MFA spokesperson Zhao Lijian speaking at the regular press conference on 27 October:
“The responsibility of the drop in Chinese investment in Australia fully rests with the Australian side. For a while, some in Australia have been politicizing and stigmatizing normal economic and trade cooperation between China and Australia at every turn and wantonly restricting normal bilateral exchange and cooperation. This has disrupted the sound momentum of practical cooperation and dampened Chinese companies’ confidence in investing in Australia.”
“It’s not me, it’s you” is now a familiar MFA refrain when questions come up about deteriorating Australia-China relations. Typically, Australian ministers and officials reject this characterisation, reemphasise that Canberra won’t compromise on the points of contention, and highlight by way of a response what they consider to be Beijing’s malfeasance.
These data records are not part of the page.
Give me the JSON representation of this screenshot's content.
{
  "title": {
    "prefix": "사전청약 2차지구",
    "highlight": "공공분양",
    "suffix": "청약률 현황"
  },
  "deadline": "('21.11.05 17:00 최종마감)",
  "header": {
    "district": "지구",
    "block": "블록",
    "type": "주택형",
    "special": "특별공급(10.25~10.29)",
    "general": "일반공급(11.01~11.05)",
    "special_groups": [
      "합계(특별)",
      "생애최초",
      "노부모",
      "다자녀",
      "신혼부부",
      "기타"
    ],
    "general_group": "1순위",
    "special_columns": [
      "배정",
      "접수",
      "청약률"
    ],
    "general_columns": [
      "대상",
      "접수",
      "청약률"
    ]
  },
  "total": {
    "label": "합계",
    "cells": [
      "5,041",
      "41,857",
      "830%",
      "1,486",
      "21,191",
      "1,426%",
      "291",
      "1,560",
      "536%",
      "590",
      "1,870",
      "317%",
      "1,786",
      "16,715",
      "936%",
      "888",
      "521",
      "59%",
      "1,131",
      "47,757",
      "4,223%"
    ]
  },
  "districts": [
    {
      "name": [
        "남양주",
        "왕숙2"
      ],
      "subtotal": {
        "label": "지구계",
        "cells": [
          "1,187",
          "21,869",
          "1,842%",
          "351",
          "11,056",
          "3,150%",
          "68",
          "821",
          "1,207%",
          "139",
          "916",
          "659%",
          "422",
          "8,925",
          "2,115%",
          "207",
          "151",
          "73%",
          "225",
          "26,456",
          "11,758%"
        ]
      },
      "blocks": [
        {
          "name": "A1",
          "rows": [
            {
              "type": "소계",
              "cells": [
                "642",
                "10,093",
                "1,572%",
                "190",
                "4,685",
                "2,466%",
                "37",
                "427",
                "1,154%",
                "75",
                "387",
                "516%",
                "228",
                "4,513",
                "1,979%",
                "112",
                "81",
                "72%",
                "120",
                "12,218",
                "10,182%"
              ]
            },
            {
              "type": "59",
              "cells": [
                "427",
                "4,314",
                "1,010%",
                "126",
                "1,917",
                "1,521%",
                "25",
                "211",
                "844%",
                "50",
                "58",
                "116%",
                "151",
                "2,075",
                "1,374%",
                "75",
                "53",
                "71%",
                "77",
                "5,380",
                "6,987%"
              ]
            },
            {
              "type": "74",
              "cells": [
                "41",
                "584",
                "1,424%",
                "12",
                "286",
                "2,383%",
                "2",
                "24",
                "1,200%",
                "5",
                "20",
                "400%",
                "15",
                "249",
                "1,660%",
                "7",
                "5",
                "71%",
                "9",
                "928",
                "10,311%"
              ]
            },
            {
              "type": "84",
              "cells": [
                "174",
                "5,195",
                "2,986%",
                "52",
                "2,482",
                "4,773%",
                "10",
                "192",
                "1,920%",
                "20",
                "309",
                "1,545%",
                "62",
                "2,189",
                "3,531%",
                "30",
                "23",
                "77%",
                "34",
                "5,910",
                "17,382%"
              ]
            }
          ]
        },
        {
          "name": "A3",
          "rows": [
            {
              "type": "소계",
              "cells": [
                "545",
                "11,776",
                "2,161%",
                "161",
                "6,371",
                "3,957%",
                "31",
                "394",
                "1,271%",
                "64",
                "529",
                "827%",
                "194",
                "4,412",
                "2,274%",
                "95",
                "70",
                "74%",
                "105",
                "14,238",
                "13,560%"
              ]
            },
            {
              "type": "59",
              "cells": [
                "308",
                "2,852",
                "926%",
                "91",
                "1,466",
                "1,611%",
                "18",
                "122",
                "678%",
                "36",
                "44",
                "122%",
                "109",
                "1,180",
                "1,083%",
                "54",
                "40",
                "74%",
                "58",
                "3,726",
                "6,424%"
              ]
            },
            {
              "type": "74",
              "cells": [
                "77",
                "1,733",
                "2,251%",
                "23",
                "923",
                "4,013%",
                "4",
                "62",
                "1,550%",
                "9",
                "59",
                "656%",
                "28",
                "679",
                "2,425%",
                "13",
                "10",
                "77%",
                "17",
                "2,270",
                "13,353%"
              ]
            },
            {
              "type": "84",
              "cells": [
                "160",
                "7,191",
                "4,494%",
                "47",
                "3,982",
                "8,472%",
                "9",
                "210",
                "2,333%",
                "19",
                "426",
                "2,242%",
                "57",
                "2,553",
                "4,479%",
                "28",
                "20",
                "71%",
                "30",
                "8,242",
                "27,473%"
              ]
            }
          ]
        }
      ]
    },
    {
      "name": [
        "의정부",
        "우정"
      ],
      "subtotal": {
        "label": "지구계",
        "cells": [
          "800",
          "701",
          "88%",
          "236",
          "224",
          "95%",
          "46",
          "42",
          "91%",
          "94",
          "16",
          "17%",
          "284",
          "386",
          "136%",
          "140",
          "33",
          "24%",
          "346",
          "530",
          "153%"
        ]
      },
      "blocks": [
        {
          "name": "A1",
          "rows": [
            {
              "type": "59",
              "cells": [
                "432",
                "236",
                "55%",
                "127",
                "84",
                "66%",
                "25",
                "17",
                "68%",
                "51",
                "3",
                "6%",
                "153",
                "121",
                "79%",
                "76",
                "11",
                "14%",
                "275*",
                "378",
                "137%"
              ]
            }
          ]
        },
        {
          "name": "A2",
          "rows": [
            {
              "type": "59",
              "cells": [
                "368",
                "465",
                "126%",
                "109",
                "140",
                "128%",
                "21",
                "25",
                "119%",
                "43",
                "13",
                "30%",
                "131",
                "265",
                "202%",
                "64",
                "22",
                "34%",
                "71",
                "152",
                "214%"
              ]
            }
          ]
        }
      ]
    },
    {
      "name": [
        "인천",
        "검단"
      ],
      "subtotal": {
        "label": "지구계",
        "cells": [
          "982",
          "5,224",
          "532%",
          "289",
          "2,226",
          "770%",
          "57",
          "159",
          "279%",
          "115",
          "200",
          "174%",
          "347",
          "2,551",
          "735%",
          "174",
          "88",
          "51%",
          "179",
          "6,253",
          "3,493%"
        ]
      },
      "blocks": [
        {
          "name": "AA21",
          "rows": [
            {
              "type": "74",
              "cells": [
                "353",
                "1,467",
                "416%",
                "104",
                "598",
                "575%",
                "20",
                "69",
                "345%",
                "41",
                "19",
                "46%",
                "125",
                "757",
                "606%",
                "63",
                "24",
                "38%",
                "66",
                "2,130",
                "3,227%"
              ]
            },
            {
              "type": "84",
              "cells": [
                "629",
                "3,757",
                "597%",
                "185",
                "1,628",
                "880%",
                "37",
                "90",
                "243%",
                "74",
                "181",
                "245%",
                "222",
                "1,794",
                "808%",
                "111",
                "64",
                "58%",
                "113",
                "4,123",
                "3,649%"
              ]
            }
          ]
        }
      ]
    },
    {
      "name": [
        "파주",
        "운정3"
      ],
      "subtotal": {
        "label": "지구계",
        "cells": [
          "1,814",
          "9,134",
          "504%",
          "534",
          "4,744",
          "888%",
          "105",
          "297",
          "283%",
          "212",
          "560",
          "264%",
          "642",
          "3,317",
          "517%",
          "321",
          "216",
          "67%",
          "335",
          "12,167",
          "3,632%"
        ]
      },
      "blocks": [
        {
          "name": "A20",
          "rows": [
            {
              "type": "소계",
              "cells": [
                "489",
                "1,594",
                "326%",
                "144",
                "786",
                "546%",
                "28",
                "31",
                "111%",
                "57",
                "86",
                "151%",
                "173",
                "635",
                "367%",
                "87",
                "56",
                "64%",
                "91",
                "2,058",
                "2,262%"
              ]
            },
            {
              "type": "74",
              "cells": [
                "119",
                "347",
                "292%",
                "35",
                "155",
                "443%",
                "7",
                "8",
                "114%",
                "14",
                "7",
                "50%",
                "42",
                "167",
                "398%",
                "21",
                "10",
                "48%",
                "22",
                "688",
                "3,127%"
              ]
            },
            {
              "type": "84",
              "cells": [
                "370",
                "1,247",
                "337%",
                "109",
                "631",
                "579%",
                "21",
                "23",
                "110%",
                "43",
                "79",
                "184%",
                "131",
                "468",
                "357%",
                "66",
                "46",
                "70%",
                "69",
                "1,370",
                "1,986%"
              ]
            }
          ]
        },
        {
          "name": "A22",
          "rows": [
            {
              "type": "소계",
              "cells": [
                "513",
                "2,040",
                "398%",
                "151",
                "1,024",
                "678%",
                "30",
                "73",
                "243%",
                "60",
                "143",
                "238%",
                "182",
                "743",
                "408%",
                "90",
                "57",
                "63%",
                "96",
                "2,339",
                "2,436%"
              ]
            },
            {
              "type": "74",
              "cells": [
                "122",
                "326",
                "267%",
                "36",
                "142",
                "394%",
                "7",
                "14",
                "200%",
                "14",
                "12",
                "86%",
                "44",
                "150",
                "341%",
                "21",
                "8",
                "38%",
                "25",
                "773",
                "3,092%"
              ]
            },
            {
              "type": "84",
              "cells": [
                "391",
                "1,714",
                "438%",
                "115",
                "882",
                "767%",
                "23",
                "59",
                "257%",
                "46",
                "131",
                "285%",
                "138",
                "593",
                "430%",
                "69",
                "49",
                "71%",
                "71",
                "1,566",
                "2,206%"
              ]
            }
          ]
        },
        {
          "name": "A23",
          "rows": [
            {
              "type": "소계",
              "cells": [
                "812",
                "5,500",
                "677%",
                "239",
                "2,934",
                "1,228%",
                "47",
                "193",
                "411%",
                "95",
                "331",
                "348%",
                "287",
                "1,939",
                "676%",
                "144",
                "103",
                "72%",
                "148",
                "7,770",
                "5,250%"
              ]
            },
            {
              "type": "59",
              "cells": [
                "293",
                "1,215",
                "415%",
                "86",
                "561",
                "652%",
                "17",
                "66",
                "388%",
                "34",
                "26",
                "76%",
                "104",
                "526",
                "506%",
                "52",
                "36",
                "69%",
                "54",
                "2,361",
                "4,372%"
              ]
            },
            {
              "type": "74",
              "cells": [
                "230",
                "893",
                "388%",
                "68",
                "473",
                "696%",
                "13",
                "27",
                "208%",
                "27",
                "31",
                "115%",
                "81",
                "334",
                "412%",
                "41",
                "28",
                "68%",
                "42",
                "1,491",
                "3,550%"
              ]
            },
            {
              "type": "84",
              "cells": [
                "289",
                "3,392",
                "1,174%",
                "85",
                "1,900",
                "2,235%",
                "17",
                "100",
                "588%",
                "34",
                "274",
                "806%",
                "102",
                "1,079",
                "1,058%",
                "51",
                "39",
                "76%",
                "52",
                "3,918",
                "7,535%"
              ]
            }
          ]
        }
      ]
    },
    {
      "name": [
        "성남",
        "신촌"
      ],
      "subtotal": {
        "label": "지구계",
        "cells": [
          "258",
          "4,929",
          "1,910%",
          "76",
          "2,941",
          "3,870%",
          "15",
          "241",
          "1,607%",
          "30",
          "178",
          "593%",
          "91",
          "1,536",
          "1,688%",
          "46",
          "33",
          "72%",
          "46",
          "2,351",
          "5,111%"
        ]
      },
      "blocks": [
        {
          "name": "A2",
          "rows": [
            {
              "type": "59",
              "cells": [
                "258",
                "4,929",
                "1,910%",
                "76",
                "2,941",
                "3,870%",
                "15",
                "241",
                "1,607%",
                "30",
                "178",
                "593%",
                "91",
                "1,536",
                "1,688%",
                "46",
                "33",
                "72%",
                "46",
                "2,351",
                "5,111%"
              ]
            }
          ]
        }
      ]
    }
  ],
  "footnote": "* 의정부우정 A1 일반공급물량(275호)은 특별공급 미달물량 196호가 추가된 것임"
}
Australia’s statement last month to the World Trade Organization Trade Policy Review of China is a case in point of such a diplomatic counterpunch. Other examples abound (here, here, and here).
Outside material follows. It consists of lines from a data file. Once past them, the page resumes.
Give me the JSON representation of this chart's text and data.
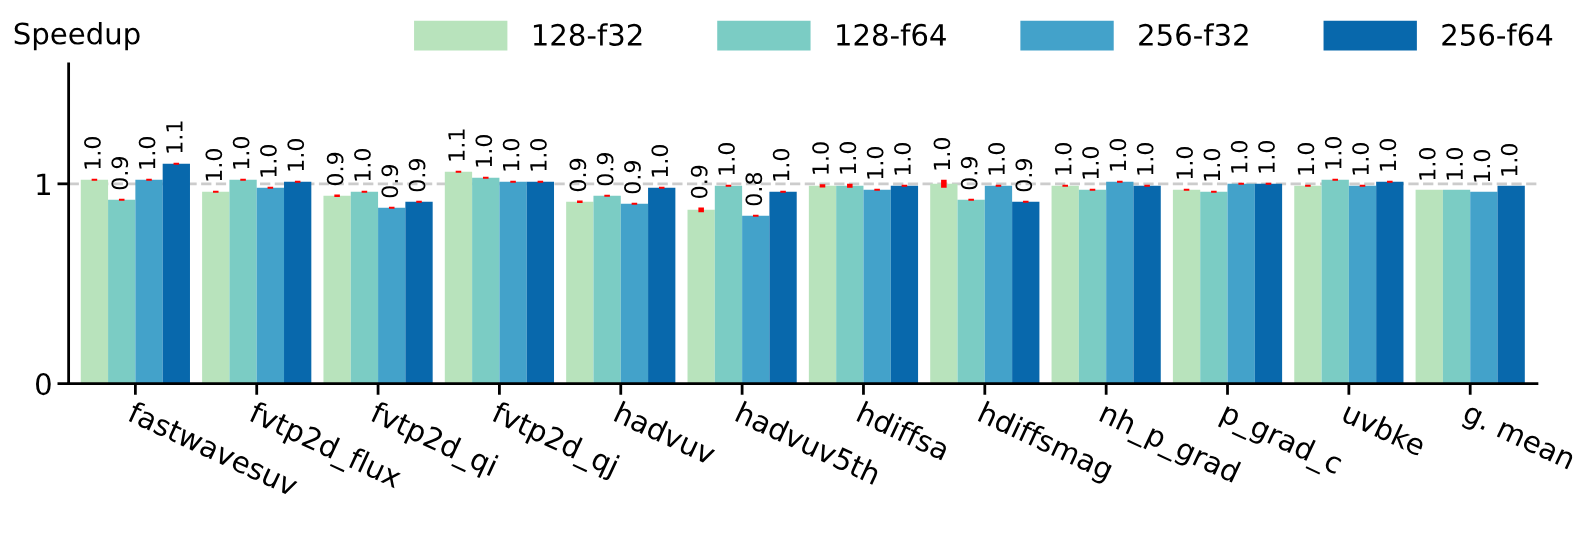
{
  "chart_data": {
    "type": "bar",
    "ylabel": "Speedup",
    "categories": [
      "fastwavesuv",
      "fvtp2d_flux",
      "fvtp2d_qi",
      "fvtp2d_qj",
      "hadvuv",
      "hadvuv5th",
      "hdiffsa",
      "hdiffsmag",
      "nh_p_grad",
      "p_grad_c",
      "uvbke",
      "g. mean"
    ],
    "series": [
      {
        "name": "128-f32",
        "color": "#b8e3bc",
        "values": [
          1.02,
          0.96,
          0.94,
          1.06,
          0.91,
          0.87,
          0.99,
          1.0,
          0.99,
          0.97,
          0.99,
          0.97
        ],
        "errors": [
          0.005,
          0.005,
          0.006,
          0.005,
          0.006,
          0.012,
          0.008,
          0.02,
          0.005,
          0.005,
          0.005,
          null
        ],
        "value_labels": [
          "1.0",
          "1.0",
          "0.9",
          "1.1",
          "0.9",
          "0.9",
          "1.0",
          "1.0",
          "1.0",
          "1.0",
          "1.0",
          "1.0"
        ]
      },
      {
        "name": "128-f64",
        "color": "#7bccc4",
        "values": [
          0.92,
          1.02,
          0.96,
          1.03,
          0.94,
          0.99,
          0.99,
          0.92,
          0.97,
          0.96,
          1.02,
          0.97
        ],
        "errors": [
          0.005,
          0.005,
          0.005,
          0.005,
          0.005,
          0.005,
          0.01,
          0.005,
          0.005,
          0.005,
          0.005,
          null
        ],
        "value_labels": [
          "0.9",
          "1.0",
          "1.0",
          "1.0",
          "0.9",
          "1.0",
          "1.0",
          "0.9",
          "1.0",
          "1.0",
          "1.0",
          "1.0"
        ]
      },
      {
        "name": "256-f32",
        "color": "#43a2ca",
        "values": [
          1.02,
          0.98,
          0.88,
          1.01,
          0.9,
          0.84,
          0.97,
          0.99,
          1.01,
          1.0,
          0.99,
          0.96
        ],
        "errors": [
          0.005,
          0.005,
          0.005,
          0.005,
          0.005,
          0.005,
          0.005,
          0.005,
          0.005,
          0.005,
          0.005,
          null
        ],
        "value_labels": [
          "1.0",
          "1.0",
          "0.9",
          "1.0",
          "0.9",
          "0.8",
          "1.0",
          "1.0",
          "1.0",
          "1.0",
          "1.0",
          "1.0"
        ]
      },
      {
        "name": "256-f64",
        "color": "#0868ac",
        "values": [
          1.1,
          1.01,
          0.91,
          1.01,
          0.98,
          0.96,
          0.99,
          0.91,
          0.99,
          1.0,
          1.01,
          0.99
        ],
        "errors": [
          0.005,
          0.005,
          0.005,
          0.005,
          0.005,
          0.005,
          0.005,
          0.005,
          0.005,
          0.005,
          0.005,
          null
        ],
        "value_labels": [
          "1.1",
          "1.0",
          "0.9",
          "1.0",
          "1.0",
          "1.0",
          "1.0",
          "0.9",
          "1.0",
          "1.0",
          "1.0",
          "1.0"
        ]
      }
    ],
    "ylim": [
      0,
      1.6
    ],
    "yticks": [
      0,
      1
    ],
    "ref_lines": [
      {
        "axis": "y",
        "value": 1,
        "color": "#cccccc",
        "line_style": "dashed"
      }
    ],
    "legend": "top",
    "grid": false
  }
}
However, the dynamic in the debate over Foreign Direct Investment (FDI) is a little different. Even though Australian ministers and officials might reject the claim that responsibility for declining Chinese FDI “fully rests with the Australian side”, they would also likely accept that Australian policy settings are playing a significant role. They would also likely judge that this decline in Chinese FDI wasn’t per se a negative development given that it is, at least to an extent, an unsurprising by-product of the growing emphasis on national security considerations in the Foreign Investment Review Board’s (FIRB) decision-making. As FIRB’s Chair David Irvine observed recently: “Australia is actually not alone in taking greater account of national security issues in its investment regimes.”
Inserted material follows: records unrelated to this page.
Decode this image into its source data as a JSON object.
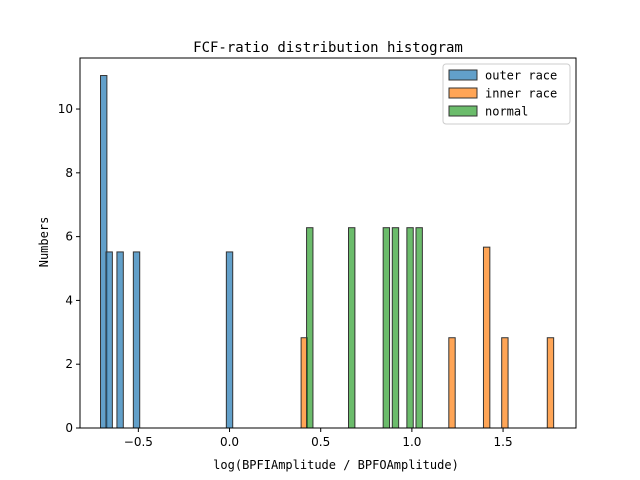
{
  "chart_data": {
    "type": "bar",
    "title": "FCF-ratio distribution histogram",
    "xlabel": "log(BPFIAmplitude / BPFOAmplitude)",
    "ylabel": "Numbers",
    "xlim": [
      -0.82,
      1.9
    ],
    "ylim": [
      0,
      11.6
    ],
    "xticks": [
      -0.5,
      0.0,
      0.5,
      1.0,
      1.5
    ],
    "xtick_labels": [
      "−0.5",
      "0.0",
      "0.5",
      "1.0",
      "1.5"
    ],
    "yticks": [
      0,
      2,
      4,
      6,
      8,
      10
    ],
    "ytick_labels": [
      "0",
      "2",
      "4",
      "6",
      "8",
      "10"
    ],
    "bar_width": 0.035,
    "grid": false,
    "legend_position": "top-right",
    "series": [
      {
        "name": "outer race",
        "color": "#1f77b4",
        "bars": [
          {
            "x": -0.69,
            "y": 11.05
          },
          {
            "x": -0.66,
            "y": 5.52
          },
          {
            "x": -0.6,
            "y": 5.52
          },
          {
            "x": -0.51,
            "y": 5.52
          },
          {
            "x": 0.0,
            "y": 5.52
          }
        ]
      },
      {
        "name": "inner race",
        "color": "#ff7f0e",
        "bars": [
          {
            "x": 0.41,
            "y": 2.83
          },
          {
            "x": 1.22,
            "y": 2.83
          },
          {
            "x": 1.41,
            "y": 5.67
          },
          {
            "x": 1.51,
            "y": 2.83
          },
          {
            "x": 1.76,
            "y": 2.83
          }
        ]
      },
      {
        "name": "normal",
        "color": "#2ca02c",
        "bars": [
          {
            "x": 0.44,
            "y": 6.28
          },
          {
            "x": 0.67,
            "y": 6.28
          },
          {
            "x": 0.86,
            "y": 6.28
          },
          {
            "x": 0.91,
            "y": 6.28
          },
          {
            "x": 0.99,
            "y": 6.28
          },
          {
            "x": 1.04,
            "y": 6.28
          }
        ]
      }
    ]
  }
}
The Minister for Trade, Tourism and Investment Dan Tehan has expressed optimism that the easing of border restrictions will be a positive development for Chinese FDI in Australia. Speaking last week to CNBC, the Minister said: “We’ve seen FDI drop by over 50 per cent as a result of the pandemic, but there’s a real hunger and appetite out there from investors, from the commercial sector, to look at Australia and get back investing in big numbers in Australia again. So, the reopening of Australia is important for our economic relationship with China as it is with every country across the globe.”
But even if 2022 sees an uptick, Chinese FDI into Australia is likely to face strong and long-lasting headwinds given FIRB’s greater emphasis on national security considerations combined with Beijing’s efforts to foster a stronger alignment between the Party-state and the country’s corporate sector. So, China might continue blaming Australia for these slumping FDI flows. But unlike other negative metrics of the Australia-China relationship, Canberra is unlikely to see a strong rationale for trying to dramatically change the trendline.
As always, thank you for reading and please excuse any errors (typographical or otherwise). Any and all objections, criticisms, and corrections are very much appreciated.